In the case of Howard v. Benson Group Inc., the employer had entered into a 5 year fixed term contract with an employee to be a Sales Development Manager. The period of employment commenced in September 2012. The employer terminated the employee's employment in July 2014, almost 2 years into the contract. The employee was 57 years old and earned a base salary of $60,000 per year, plus benefits at the time that his employment was terminated.

The Termination Clause is Ambiguous and Unenforceable

The employment contract expressly provided for early termination. The contract read:

Employment may be terminated at any time by the Employer and any amounts paid to the Employee shall be in accordance with the Employment Standards Act of Ontario.

Based on the employee's length of service, he was provided with 2 weeks' notice under the Employment Standards Act (the "ESA").

The motions judge who heard the case on a summary judgment motion ruled that the termination clause was unenforceable because it was ambiguous as it did not clearly set out the employee's entitlement under the ESA. In particular, the contract did not specifically set out that the employee's right to benefits continued during the notice period as required by the ESA.

As a result, the motions judge found that the employee was entitled to common law notice of termination, and not damages for breach of contract. The motions judge ordered a trial of the issue of the appropriate notice period and the employee's duty to mitigate. However, the employee appealed, seeking damages instead in the full amount owing under the remaining 27 months of the contract.

Contractual Notice Awarded

The Ontario Court of Appeal ruled that the employee was entitled to 27 months' pay due to the employer's breach of contract in terminating the employment relationship early without the benefit of a valid early termination clause. The Court also held that the employee was not required to mitigate his damages by attempting to obtain alternate employment during the notice period.

The Court reasoned that when an employment agreement is for a fixed term, the employment relationship automatically terminates at the end of the term without any obligation on the employer to provide notice or payment in lieu of notice. A fixed term contract ousts the implied term in an employment relationship that reasonable notice must be given for termination.

The employer and employee were free to include a clause that would provide for early termination and to specify a fixed term of notice or payment in lieu. However, since the employment agreement did not have an enforceable early termination clause, the employee was entitled to the wages the employee would have received to the end of the full term of the contract.

The Court of Appeal rejected the employer's arguments that such a result would be a windfall to the employee because:

  1. The employer had drafted the employment agreement and the employee was not a sophisticated party; and
  2. If an employer does not use unequivocal, clear language and instead drafts an ambiguous or vague termination clause that is later found to be unenforceable, it cannot complain when it is held to the remaining terms of the contract.

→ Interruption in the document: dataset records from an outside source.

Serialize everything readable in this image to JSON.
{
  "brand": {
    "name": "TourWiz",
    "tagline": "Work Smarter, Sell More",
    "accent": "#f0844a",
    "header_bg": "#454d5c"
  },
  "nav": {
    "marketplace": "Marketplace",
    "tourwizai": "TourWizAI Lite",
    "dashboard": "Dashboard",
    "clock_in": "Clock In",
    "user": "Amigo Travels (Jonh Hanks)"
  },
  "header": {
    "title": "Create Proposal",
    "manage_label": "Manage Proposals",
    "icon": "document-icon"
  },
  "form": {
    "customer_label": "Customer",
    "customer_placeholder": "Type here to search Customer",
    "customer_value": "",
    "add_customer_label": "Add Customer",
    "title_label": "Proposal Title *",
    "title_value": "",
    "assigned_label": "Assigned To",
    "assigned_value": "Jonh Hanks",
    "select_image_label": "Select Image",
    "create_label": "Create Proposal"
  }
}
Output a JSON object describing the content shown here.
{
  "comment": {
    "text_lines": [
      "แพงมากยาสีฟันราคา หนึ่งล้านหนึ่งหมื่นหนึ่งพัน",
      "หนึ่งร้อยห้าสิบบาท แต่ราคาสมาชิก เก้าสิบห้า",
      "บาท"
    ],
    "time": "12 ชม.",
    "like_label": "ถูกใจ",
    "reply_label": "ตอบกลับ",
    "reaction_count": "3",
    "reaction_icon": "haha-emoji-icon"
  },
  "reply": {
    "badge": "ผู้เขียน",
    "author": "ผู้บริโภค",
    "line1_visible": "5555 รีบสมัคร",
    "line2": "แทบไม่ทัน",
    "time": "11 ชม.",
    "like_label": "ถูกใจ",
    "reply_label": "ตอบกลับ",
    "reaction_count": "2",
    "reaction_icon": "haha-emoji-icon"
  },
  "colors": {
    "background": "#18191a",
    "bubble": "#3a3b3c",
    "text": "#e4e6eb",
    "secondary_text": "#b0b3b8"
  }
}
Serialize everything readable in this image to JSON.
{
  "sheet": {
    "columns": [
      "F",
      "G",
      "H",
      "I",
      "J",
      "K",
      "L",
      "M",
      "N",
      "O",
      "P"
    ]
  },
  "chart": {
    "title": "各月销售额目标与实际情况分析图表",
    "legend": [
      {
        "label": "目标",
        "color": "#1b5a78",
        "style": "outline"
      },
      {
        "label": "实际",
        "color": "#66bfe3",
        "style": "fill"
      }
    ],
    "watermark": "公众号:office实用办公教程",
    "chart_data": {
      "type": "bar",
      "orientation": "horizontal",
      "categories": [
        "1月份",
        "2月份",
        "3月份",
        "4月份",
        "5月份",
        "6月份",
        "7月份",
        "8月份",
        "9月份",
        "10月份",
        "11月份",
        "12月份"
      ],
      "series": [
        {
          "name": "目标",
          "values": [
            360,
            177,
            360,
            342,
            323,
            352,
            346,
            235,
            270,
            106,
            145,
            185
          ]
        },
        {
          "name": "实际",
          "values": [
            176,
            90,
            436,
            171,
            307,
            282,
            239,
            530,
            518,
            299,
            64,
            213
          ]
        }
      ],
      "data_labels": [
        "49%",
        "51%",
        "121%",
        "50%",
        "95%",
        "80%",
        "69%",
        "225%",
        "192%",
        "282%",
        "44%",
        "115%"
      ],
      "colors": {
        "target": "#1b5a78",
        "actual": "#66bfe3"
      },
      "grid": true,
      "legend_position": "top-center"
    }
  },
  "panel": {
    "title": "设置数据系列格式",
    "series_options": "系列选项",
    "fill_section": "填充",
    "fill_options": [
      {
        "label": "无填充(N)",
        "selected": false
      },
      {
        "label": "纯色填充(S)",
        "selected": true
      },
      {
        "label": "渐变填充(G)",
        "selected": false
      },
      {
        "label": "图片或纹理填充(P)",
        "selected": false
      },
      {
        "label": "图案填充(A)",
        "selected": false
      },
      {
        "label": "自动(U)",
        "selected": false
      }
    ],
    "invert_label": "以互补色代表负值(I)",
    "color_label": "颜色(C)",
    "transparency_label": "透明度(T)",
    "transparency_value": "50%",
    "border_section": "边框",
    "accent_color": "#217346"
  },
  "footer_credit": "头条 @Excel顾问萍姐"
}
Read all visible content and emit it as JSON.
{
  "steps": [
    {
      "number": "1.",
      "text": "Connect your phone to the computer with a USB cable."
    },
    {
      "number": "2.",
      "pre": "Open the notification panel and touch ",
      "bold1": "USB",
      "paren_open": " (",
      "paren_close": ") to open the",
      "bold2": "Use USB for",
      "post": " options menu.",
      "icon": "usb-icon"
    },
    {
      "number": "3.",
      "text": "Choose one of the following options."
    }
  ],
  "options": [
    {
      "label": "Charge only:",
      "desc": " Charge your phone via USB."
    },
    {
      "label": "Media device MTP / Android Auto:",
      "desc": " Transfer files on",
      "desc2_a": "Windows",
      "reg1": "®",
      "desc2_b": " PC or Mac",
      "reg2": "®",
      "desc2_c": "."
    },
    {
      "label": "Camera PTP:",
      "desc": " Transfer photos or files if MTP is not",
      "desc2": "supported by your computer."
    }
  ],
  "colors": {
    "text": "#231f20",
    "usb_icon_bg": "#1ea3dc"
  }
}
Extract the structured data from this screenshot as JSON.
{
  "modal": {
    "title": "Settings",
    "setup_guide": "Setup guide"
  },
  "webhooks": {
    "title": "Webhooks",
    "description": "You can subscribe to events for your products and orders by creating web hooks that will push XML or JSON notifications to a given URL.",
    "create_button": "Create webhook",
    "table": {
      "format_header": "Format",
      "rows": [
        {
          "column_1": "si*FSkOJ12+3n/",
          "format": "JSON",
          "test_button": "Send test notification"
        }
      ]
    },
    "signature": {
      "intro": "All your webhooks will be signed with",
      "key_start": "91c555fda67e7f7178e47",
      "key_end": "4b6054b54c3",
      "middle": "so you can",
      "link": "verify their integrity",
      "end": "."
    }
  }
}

The Court's reasoning is certainly a warning to employers to be extremely careful when drafting employment contracts.

Finally, the Court held the employee was also not required to mitigate his losses. This means that any income that the employee earned from other sources during the duration of the contractual term would not be deducted from the damages awarded. The Court reasoned that in the absence of an enforceable contractual provision stipulating a fixed term of notice, or any other provision to the contrary, a fixed term employment contract obligates an employer to pay an employee to the end of the term and that obligation will not be subject to mitigation.

Lessons Learned for Employers

The telling and costly lesson from the Howard case is that the employer could have prevented this significant and unexpected liability by including an enforceable termination clause in its fixed term employment contract.

In contracts with an unlimited duration, an unenforceable termination clause will only entitle an employee to common law notice of termination, and is subject to an employee's duty to mitigate.

Howard demonstrates that termination clauses in fixed term employment contracts can be even more problematic as an unenforceable termination clause will result in the entire remaining value of the contract being owing to the employee, with no discount for mitigation.